Тут Лексей обратно завёл свою песню, что глаза ему теперь без надобности. И Фалалей головой закивал, поддакивает.
– Ну, – Еська говорит, – знать, и мне надобно с нею знакомство свесть.
Не стали братья его отговаривать.
– А как же мне идти-то? Вы все с разных сторон шли.

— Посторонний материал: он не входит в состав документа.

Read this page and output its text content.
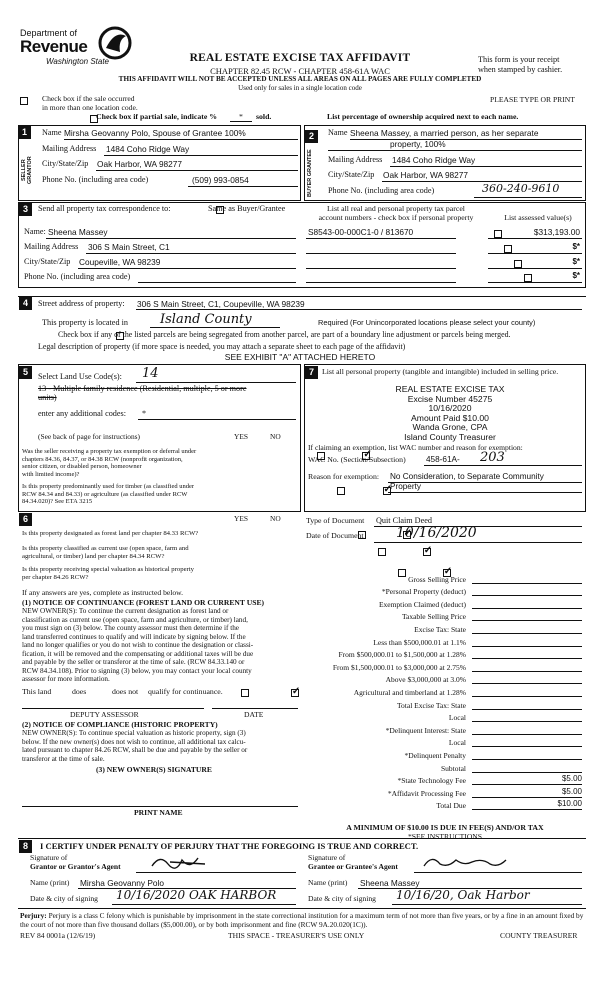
Department of
Revenue
Washington State	REAL ESTATE EXCISE TAX AFFIDAVIT
CHAPTER 82.45 RCW - CHAPTER 458-61A WAC
THIS AFFIDAVIT WILL NOT BE ACCEPTED UNLESS ALL AREAS ON ALL PAGES ARE FULLY COMPLETED
Used only for sales in a single location code
This form is your receipt
when stamped by cashier.

Check box if the sale occurred
in more than one location code.
PLEASE TYPE OR PRINT

Check box if partial sale, indicate %	*	sold.	List percentage of ownership acquired next to each name.
1
SELLER GRANTOR
Name Mirsha Geovanny Polo, Spouse of Grantee 100%
Mailing Address 1484 Coho Ridge Way
City/State/Zip Oak Harbor, WA 98277
Phone No. (including area code)	(509) 993-0854
2
BUYER GRANTEE
Name Sheena Massey, a married person, as her separate
property, 100%
Mailing Address 1484 Coho Ridge Way
City/State/Zip Oak Harbor, WA 98277
Phone No. (including area code)	360-240-9610
3	Send all property tax correspondence to:
	Same as Buyer/Grantee
Name: Sheena Massey
Mailing Address 306 S Main Street, C1
City/State/Zip Coupeville, WA 98239
Phone No. (including area code)
List all real and personal property tax parcel
account numbers - check box if personal property	List assessed value(s)
S8543-00-000C1-0 / 813670
	$313,193.00

$*

$*

$*
4	Street address of property: 306 S Main Street, C1, Coupeville, WA 98239
This property is located in Island County	Required (For Unincorporated locations please select your county)

Check box if any of the listed parcels are being segregated from another parcel, are part of a boundary line adjustment or parcels being merged.
Legal description of property (if more space is needed, you may attach a separate sheet to each page of the affidavit)
SEE EXHIBIT "A" ATTACHED HERETO
5	Select Land Use Code(s): 14
13 - Multiple family residence (Residential, multiple, 5 or more
units)
enter any additional codes: *
(See back of page for instructions)	YES	NO
Was the seller receiving a property tax exemption or deferral under
chapters 84.36, 84.37, or 84.38 RCW (nonprofit organization,
senior citizen, or disabled person, homeowner
with limited income)?
✓
Is this property predominantly used for timber (as classified under
RCW 84.34 and 84.33) or agriculture (as classified under RCW
84.34.020)? See ETA 3215
✓
6	YES	NO
Is this property designated as forest land per chapter 84.33 RCW?
✓
Is this property classified as current use (open space, farm and
agricultural, or timber) land per chapter 84.34 RCW?
✓
Is this property receiving special valuation as historical property
per chapter 84.26 RCW?
✓
If any answers are yes, complete as instructed below.
(1) NOTICE OF CONTINUANCE (FOREST LAND OR CURRENT USE)
NEW OWNER(S): To continue the current designation as forest land or
classification as current use (open space, farm and agriculture, or timber) land,
you must sign on (3) below. The county assessor must then determine if the
land transferred continues to qualify and will indicate by signing below. If the
land no longer qualifies or you do not wish to continue the designation or classi-
fication, it will be removed and the compensating or additional taxes will be due
and payable by the seller or transferor at the time of sale. (RCW 84.33.140 or
RCW 84.34.108). Prior to signing (3) below, you may contact your local county
assessor for more information.
This land
	does
✓	does not qualify for continuance.
DEPUTY ASSESSOR	DATE
(2) NOTICE OF COMPLIANCE (HISTORIC PROPERTY)
NEW OWNER(S): To continue special valuation as historic property, sign (3)
below. If the new owner(s) does not wish to continue, all additional tax calcu-
lated pursuant to chapter 84.26 RCW, shall be due and payable by the seller or
transferor at the time of sale.
(3) NEW OWNER(S) SIGNATURE
PRINT NAME
7	List all personal property (tangible and intangible) included in selling price.
REAL ESTATE EXCISE TAX
Excise Number 45275
10/16/2020
Amount Paid $10.00
Wanda Grone, CPA
Island County Treasurer
If claiming an exemption, list WAC number and reason for exemption:
WAC No. (Section/Subsection) 458-61A- 203
Reason for exemption: No Consideration, to Separate Community
Property
Type of Document Quit Claim Deed
Date of Document 10/16/2020
Gross Selling Price
*Personal Property (deduct)
Exemption Claimed (deduct)
Taxable Selling Price
Excise Tax: State
Less than $500,000.01 at 1.1%
From $500,000.01 to $1,500,000 at 1.28%
From $1,500,000.01 to $3,000,000 at 2.75%
Above $3,000,000 at 3.0%
Agricultural and timberland at 1.28%
Total Excise Tax: State
Local
*Delinquent Interest: State
Local
*Delinquent Penalty
Subtotal
*State Technology Fee	$5.00
*Affidavit Processing Fee	$5.00
Total Due	$10.00
A MINIMUM OF $10.00 IS DUE IN FEE(S) AND/OR TAX
*SEE INSTRUCTIONS
8	I CERTIFY UNDER PENALTY OF PERJURY THAT THE FOREGOING IS TRUE AND CORRECT.
Signature of
Grantor or Grantor's Agent
Name (print) Mirsha Geovanny Polo
Date & city of signing 10/16/2020 OAK HARBOR
Signature of
Grantee or Grantee's Agent
Name (print) Sheena Massey
Date & city of signing 10/16/20, Oak Harbor
Perjury: Perjury is a class C felony which is punishable by imprisonment in the state correctional institution for a maximum term of not more than five years, or by a fine in an amount fixed by the court of not more than five thousand dollars ($5,000.00), or by both imprisonment and fine (RCW 9A.20.020(1C)).
REV 84 0001a (12/6/19)	THIS SPACE - TREASURER'S USE ONLY	COUNTY TREASURER
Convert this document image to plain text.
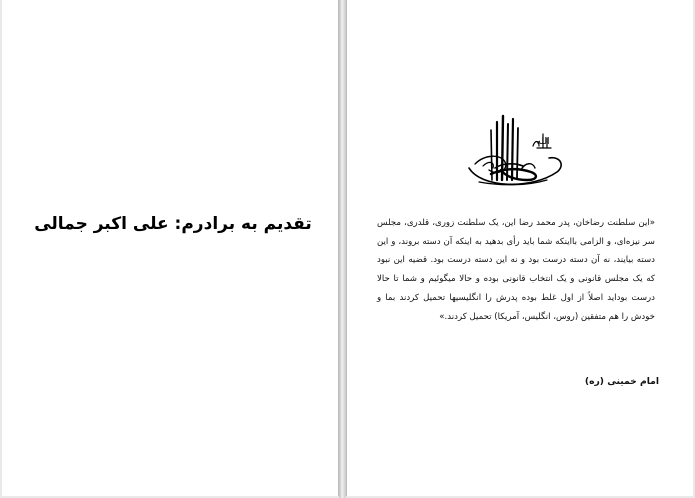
تقدیم به برادرم: علی اکبر جمالی
الله
«این سلطنت رضاخان، پدر محمد رضا این، یک سلطنت زوری، قلدری، مجلس سر نیزه‌ای، و الزامی بااینکه شما باید رأی بدهید به اینکه آن دسته بروند، و این دسته بیایند، نه آن دسته درست بود و نه این دسته درست بود. قضیه این نبود که یک مجلس قانونی و یک انتخاب قانونی بوده و حالا میگوئیم و شما تا حالا درست بود‌اید اصلاً از اول غلط بوده پدرش را انگلیسیها تحمیل کردند بما و خودش را هم متفقین (روس، انگلیس، آمریکا) تحمیل کردند.»
امام خمینی (ره)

Стали братья спорить. Один налево кажет, другой – направо, третий – вовсе в сторону от дороги.
– Ну, ясно, – Еська говорит. – Сидите тута до завтрева, никуда не уходите. Либо мне вовсе воротиться не суждено, либо вам целыми быть.
И в четвёртую сторону двинулся.
Только полянка из виду скрылася, избушка показалась. Постучался Еська, дверь отворил. Вошёл, да и стал столбом. Уж как братья расписывали красоту хозяйкину, а и половины не сказали того, что он увидал.
Оглядела она Еську, вздохнула, да и вымолвила:
– Здоро?во, путник-странник. Знаю я, что? тебя сюда привело. Да только мне до тебя антиресу нету. Глянь-ка сюда.
Он осмотрелся. И точно: очи отовсюду так и горят жаром, и во всех она отражается. Сундучок выдвинула, отворила, а тама – губ-то энтих не счесть. Другой сундук – в ём руки. А уж в третьем – елд не мене трёх дюжин, а то и поболе. И длинные, и толстые, и с большой залупою, и с деликатным оконечником – на любой скус.
– Ну что? – спрашивает. – Нешто мало мне сего богатства? С тебя-то что взять? Славный ты парень, ну и ступай восвояси. И вот те шапка в память о доброте моей.